Rapid-fire pharma M&A could stall a bit in 2016: Bloomberg

Pharma M&A is starting strong this year, with Baxalta ($BXLT) and Shire ($SHPG) reportedly close to inking a $32 billion-plus deal. But don't expect 2016 to best 2015 in terms of dealmaking, according to some industry watchers who say the rapid-fire pace is likely to slow in the year ahead.

For reference's sake, look back at this time last year. The beginning of 2015 was "almost a perfect M&A environment: a generally stable economy, lack of volatility in the equity markets, low interest rates," not to mention "tons of cash on companies' balance sheets," Jeff Stute, head of healthcare investment banking at JPMorgan Chase & Co., told Bloomberg.
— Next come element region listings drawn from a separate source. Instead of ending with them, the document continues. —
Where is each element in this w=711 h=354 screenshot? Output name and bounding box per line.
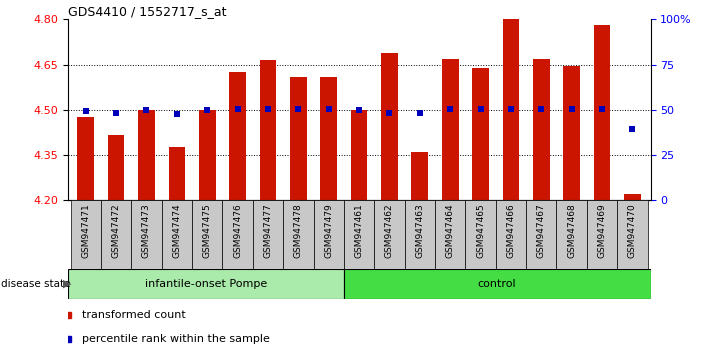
Text: GDS4410 / 1552717_s_at: GDS4410 / 1552717_s_at bbox=[68, 5, 226, 18]
Bar bbox=[68, 269, 343, 299]
Text: GSM947468: GSM947468 bbox=[567, 204, 576, 258]
Bar bbox=[283, 200, 314, 269]
Bar bbox=[229, 72, 246, 200]
Bar bbox=[557, 200, 587, 269]
Bar bbox=[465, 200, 496, 269]
Bar bbox=[108, 135, 124, 200]
Bar bbox=[442, 58, 459, 200]
Bar bbox=[594, 25, 610, 200]
Bar bbox=[314, 200, 344, 269]
Bar bbox=[169, 147, 185, 200]
Bar bbox=[563, 66, 580, 200]
Text: GSM947478: GSM947478 bbox=[294, 204, 303, 258]
Bar bbox=[503, 19, 519, 200]
Bar bbox=[435, 200, 465, 269]
Text: GSM947465: GSM947465 bbox=[476, 204, 485, 258]
Text: GSM947470: GSM947470 bbox=[628, 204, 637, 258]
Bar bbox=[344, 200, 374, 269]
Bar bbox=[321, 76, 337, 200]
Bar bbox=[405, 200, 435, 269]
Text: GSM947464: GSM947464 bbox=[446, 204, 454, 258]
Text: GSM947472: GSM947472 bbox=[112, 204, 121, 258]
Bar bbox=[351, 110, 368, 200]
Bar bbox=[526, 200, 557, 269]
Text: control: control bbox=[478, 279, 516, 289]
Text: disease state: disease state bbox=[1, 279, 70, 289]
Bar bbox=[624, 194, 641, 200]
Text: GSM947474: GSM947474 bbox=[172, 204, 181, 258]
Text: GSM947476: GSM947476 bbox=[233, 204, 242, 258]
Bar bbox=[161, 200, 192, 269]
Text: GSM947475: GSM947475 bbox=[203, 204, 212, 258]
Bar bbox=[290, 76, 306, 200]
Bar bbox=[253, 200, 283, 269]
Text: GSM947477: GSM947477 bbox=[264, 204, 272, 258]
Bar bbox=[138, 110, 155, 200]
Text: GSM947462: GSM947462 bbox=[385, 204, 394, 258]
Text: transformed count: transformed count bbox=[82, 310, 186, 320]
Text: GSM947461: GSM947461 bbox=[355, 204, 363, 258]
Bar bbox=[223, 200, 253, 269]
Text: GSM947469: GSM947469 bbox=[597, 204, 606, 258]
Bar bbox=[587, 200, 617, 269]
Text: GSM947479: GSM947479 bbox=[324, 204, 333, 258]
Text: GSM947463: GSM947463 bbox=[415, 204, 424, 258]
Bar bbox=[132, 200, 161, 269]
Text: ▶: ▶ bbox=[63, 279, 71, 289]
Bar bbox=[260, 60, 277, 200]
Bar bbox=[101, 200, 132, 269]
Bar bbox=[199, 110, 215, 200]
Bar bbox=[192, 200, 223, 269]
Bar bbox=[77, 117, 94, 200]
Text: GSM947471: GSM947471 bbox=[81, 204, 90, 258]
Bar bbox=[412, 152, 428, 200]
Text: GSM947467: GSM947467 bbox=[537, 204, 546, 258]
Bar bbox=[496, 200, 526, 269]
Bar bbox=[533, 58, 550, 200]
Bar bbox=[472, 68, 489, 200]
Text: GSM947466: GSM947466 bbox=[506, 204, 515, 258]
Text: GSM947473: GSM947473 bbox=[142, 204, 151, 258]
Text: infantile-onset Pompe: infantile-onset Pompe bbox=[144, 279, 267, 289]
Bar bbox=[617, 200, 648, 269]
Bar bbox=[70, 200, 101, 269]
Bar bbox=[374, 200, 405, 269]
Bar bbox=[343, 269, 651, 299]
Bar bbox=[381, 52, 397, 200]
Text: percentile rank within the sample: percentile rank within the sample bbox=[82, 333, 269, 343]
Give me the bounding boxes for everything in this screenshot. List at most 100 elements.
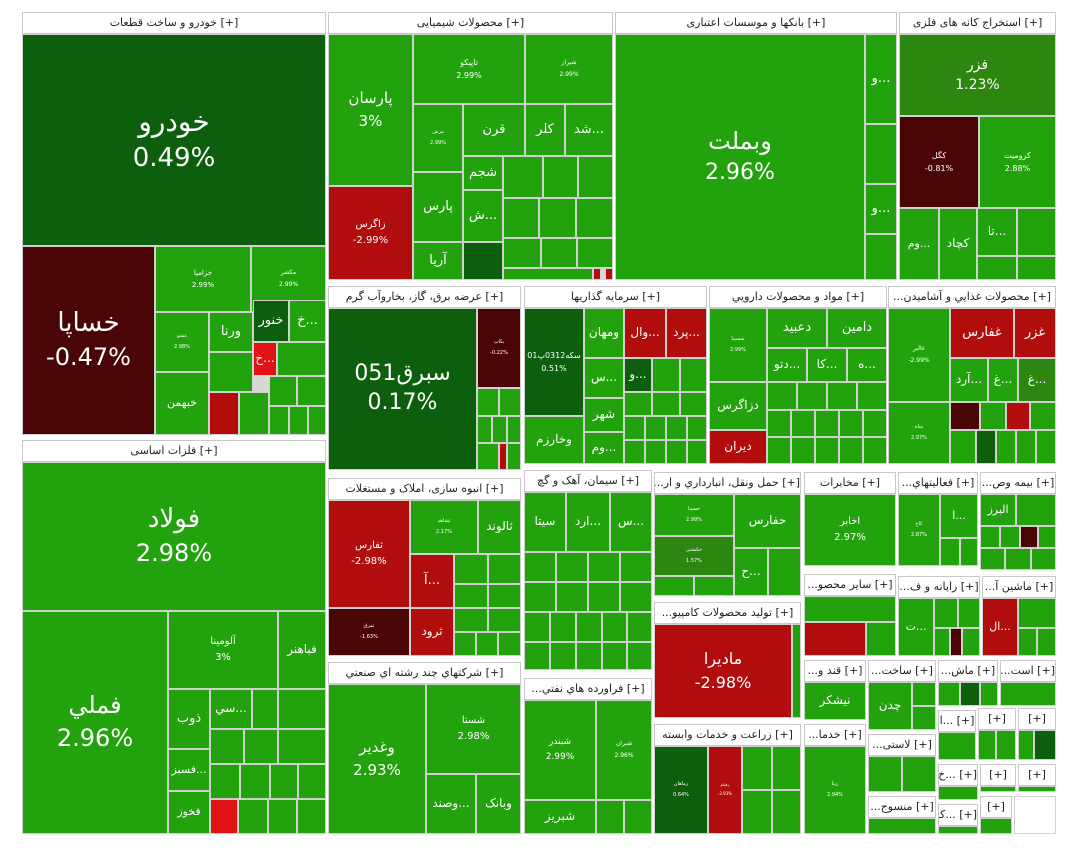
stock-tile[interactable]: البرز — [980, 494, 1016, 526]
stock-tile[interactable] — [1000, 682, 1056, 706]
stock-tile[interactable] — [593, 268, 601, 280]
sector-header[interactable]: [+] ساير محصو... — [804, 574, 896, 596]
stock-tile[interactable]: ورنا — [209, 312, 253, 352]
sector-header[interactable]: [+] ...ا — [938, 710, 976, 732]
stock-tile[interactable] — [210, 799, 238, 834]
stock-tile[interactable] — [624, 392, 652, 416]
stock-tile[interactable]: دعبید — [767, 308, 827, 348]
stock-tile[interactable] — [620, 552, 652, 582]
stock-tile[interactable] — [938, 786, 978, 800]
stock-tile[interactable]: خزامیا 2.99% — [155, 246, 251, 312]
stock-tile[interactable] — [772, 746, 801, 790]
stock-tile[interactable] — [576, 612, 602, 642]
stock-tile[interactable]: مرش 2.99% — [413, 104, 463, 172]
stock-tile[interactable]: چدن — [868, 682, 912, 730]
stock-tile[interactable] — [454, 584, 488, 608]
stock-tile[interactable]: اخابر 2.97% — [804, 494, 896, 566]
stock-tile[interactable] — [454, 632, 476, 656]
stock-tile[interactable] — [742, 746, 772, 790]
stock-tile[interactable]: ...شد — [565, 104, 613, 156]
stock-tile[interactable]: ...پرد — [666, 308, 707, 358]
stock-tile[interactable]: ...آرد — [950, 358, 988, 402]
stock-tile[interactable] — [863, 437, 887, 464]
stock-tile[interactable]: ...آ — [410, 554, 454, 608]
sector-header[interactable]: [+] انبوه سازی، املاک و مستغلات — [328, 478, 521, 500]
sector-header[interactable]: [+] محصولات شیمیایی — [328, 12, 613, 34]
stock-tile[interactable]: فخوز — [168, 791, 210, 834]
stock-tile[interactable] — [797, 382, 827, 410]
stock-tile[interactable] — [308, 406, 326, 435]
stock-tile[interactable] — [980, 526, 1000, 548]
stock-tile[interactable]: غفارس — [950, 308, 1014, 358]
stock-tile[interactable]: پارس — [413, 172, 463, 242]
stock-tile[interactable] — [602, 642, 627, 670]
stock-tile[interactable]: شبندر 2.99% — [524, 700, 596, 800]
stock-tile[interactable] — [270, 764, 298, 799]
stock-tile[interactable] — [977, 256, 1017, 280]
stock-tile[interactable] — [868, 818, 936, 834]
stock-tile[interactable] — [498, 632, 521, 656]
stock-tile[interactable] — [278, 689, 326, 729]
sector-header[interactable]: [+] محصولات غذايي و آشاميدن... — [888, 286, 1056, 308]
stock-tile[interactable]: خبهمن — [155, 372, 209, 435]
stock-tile[interactable] — [950, 628, 962, 656]
stock-tile[interactable] — [868, 756, 902, 792]
stock-tile[interactable]: دزاگرس — [709, 382, 767, 430]
stock-tile[interactable]: ...خ — [289, 300, 326, 342]
stock-tile[interactable] — [268, 799, 297, 834]
stock-tile[interactable] — [680, 392, 707, 416]
stock-tile[interactable] — [507, 416, 521, 443]
stock-tile[interactable] — [1000, 526, 1020, 548]
sector-header[interactable]: [+] فلزات اساسی — [22, 440, 326, 462]
stock-tile[interactable] — [252, 689, 278, 729]
stock-tile[interactable] — [477, 416, 492, 443]
stock-tile[interactable]: حکشتی 1.57% — [654, 536, 734, 576]
stock-tile[interactable]: نيشکر — [804, 682, 866, 720]
stock-tile[interactable] — [934, 628, 950, 656]
stock-tile[interactable] — [627, 642, 652, 670]
stock-tile[interactable]: ...کا — [807, 348, 847, 382]
stock-tile[interactable] — [289, 406, 308, 435]
sector-header[interactable]: [+] ...خ — [938, 764, 978, 786]
stock-tile[interactable]: کچاد — [939, 208, 977, 280]
stock-tile[interactable] — [912, 682, 936, 706]
stock-tile-madira[interactable]: ماديرا -2.98% — [654, 624, 792, 718]
stock-tile[interactable]: ...س — [610, 492, 652, 552]
stock-tile[interactable] — [624, 440, 645, 464]
stock-tile[interactable]: ...س — [584, 358, 624, 398]
stock-tile[interactable] — [492, 416, 507, 443]
stock-tile[interactable] — [602, 612, 627, 642]
stock-tile[interactable] — [624, 800, 652, 834]
stock-tile[interactable]: شسینا 2.99% — [709, 308, 767, 382]
stock-tile[interactable] — [804, 622, 866, 656]
stock-tile[interactable]: تاپیکو 2.99% — [413, 34, 525, 104]
stock-tile[interactable] — [666, 416, 687, 440]
stock-tile[interactable]: ...غ — [988, 358, 1018, 402]
stock-tile[interactable]: ...ح — [734, 548, 768, 596]
stock-tile[interactable] — [524, 582, 556, 612]
sector-header[interactable]: [+] رايانه و ف... — [898, 576, 980, 598]
stock-tile[interactable] — [477, 443, 499, 470]
stock-tile[interactable] — [960, 538, 978, 566]
stock-tile[interactable] — [815, 437, 839, 464]
stock-tile[interactable] — [978, 730, 996, 760]
stock-tile[interactable]: ...و — [865, 34, 897, 124]
sector-header[interactable]: [+] بانکها و موسسات اعتباری — [615, 12, 897, 34]
stock-tile[interactable]: حسینا 2.99% — [654, 494, 734, 536]
stock-tile[interactable] — [767, 382, 797, 410]
stock-tile[interactable]: غالبر -2.99% — [888, 308, 950, 402]
stock-tile[interactable]: ...دتو — [767, 348, 807, 382]
stock-tile[interactable] — [541, 238, 577, 268]
stock-tile[interactable] — [1018, 628, 1037, 656]
stock-tile-khsapa[interactable]: خساپا -0.47% — [22, 246, 155, 435]
stock-tile[interactable] — [791, 437, 815, 464]
stock-tile[interactable]: سکه0312پ01 0.51% — [524, 308, 584, 416]
stock-tile[interactable]: ثرود — [410, 608, 454, 656]
stock-tile[interactable] — [297, 799, 326, 834]
sector-header[interactable]: [+] قند و... — [804, 660, 866, 682]
stock-tile[interactable] — [980, 682, 998, 706]
stock-tile[interactable]: ثالوند — [478, 500, 521, 554]
stock-tile[interactable]: زقیام -2.93% — [708, 746, 742, 834]
stock-tile[interactable]: خنور — [253, 300, 289, 342]
stock-tile[interactable] — [767, 410, 791, 437]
Those conditions prompted more than a few deals over the year, including Pfizer's ($PFE) $160 billion tax inversion deal with Allergan ($AGN), AbbVie's ($ABBV) $21 billion Pharmacyclics buy and Teva's ($TEVA) $40.5 billion deal for Allergan's generics business.

Now that pharma has fed its dealmaking appetite, it could shift its attention to digesting its bigger purchases rather than shelling out more for new companies. Pfizer, for one, could stay quiet on the dealmaking front as it moves ahead with its Allergan merger, especially in light of the Treasury Department's stricter policies on tax inversion deals.

John Fraunces

Plus, the ongoing drug price debate could take its toll on M&A. Mounting backlash over skyrocketing drug prices could prompt some companies to shoot less expensive deals to avoid public scrutiny. "You see more people talking about cost-containment--that's another theme that only seems to be growing," co-portfolio manager of the Turner Medical Sciences fund John Fraunces said, as quoted by Bloomberg. "I generally think as we see a more sober environment, we'll see the valuations of the deals come down."

But that doesn't mean that the M&A train will stop altogether. Companies such as Gilead Sciences ($GILD), Johnson & Johnson ($JNJ), Bayer and Shire could all be in the market for a deal this year. Gilead at the end of Q3 had $14 billion in cash, funds that could come in handy if and when the company decides to dabble in some dealmaking. J&J could also afford a big deal, Bloomberg points out, even though it announced a $10 billion share buyback program last year. "I wouldn't interpret the $10 billion share buyback as impacting our appetite for scale of any size in M&A at all," J&J CFO Dominic Caruso said at the time.

In the meantime, all eyes are on Baxalta and Shire's potential deal. The pair are reportedly discussing a price between $46.50 and $48 per share. If all goes to plan, the combined company would have about $20 billion in sales by 2020, creating one of the world's top drugmakers in rare diseases.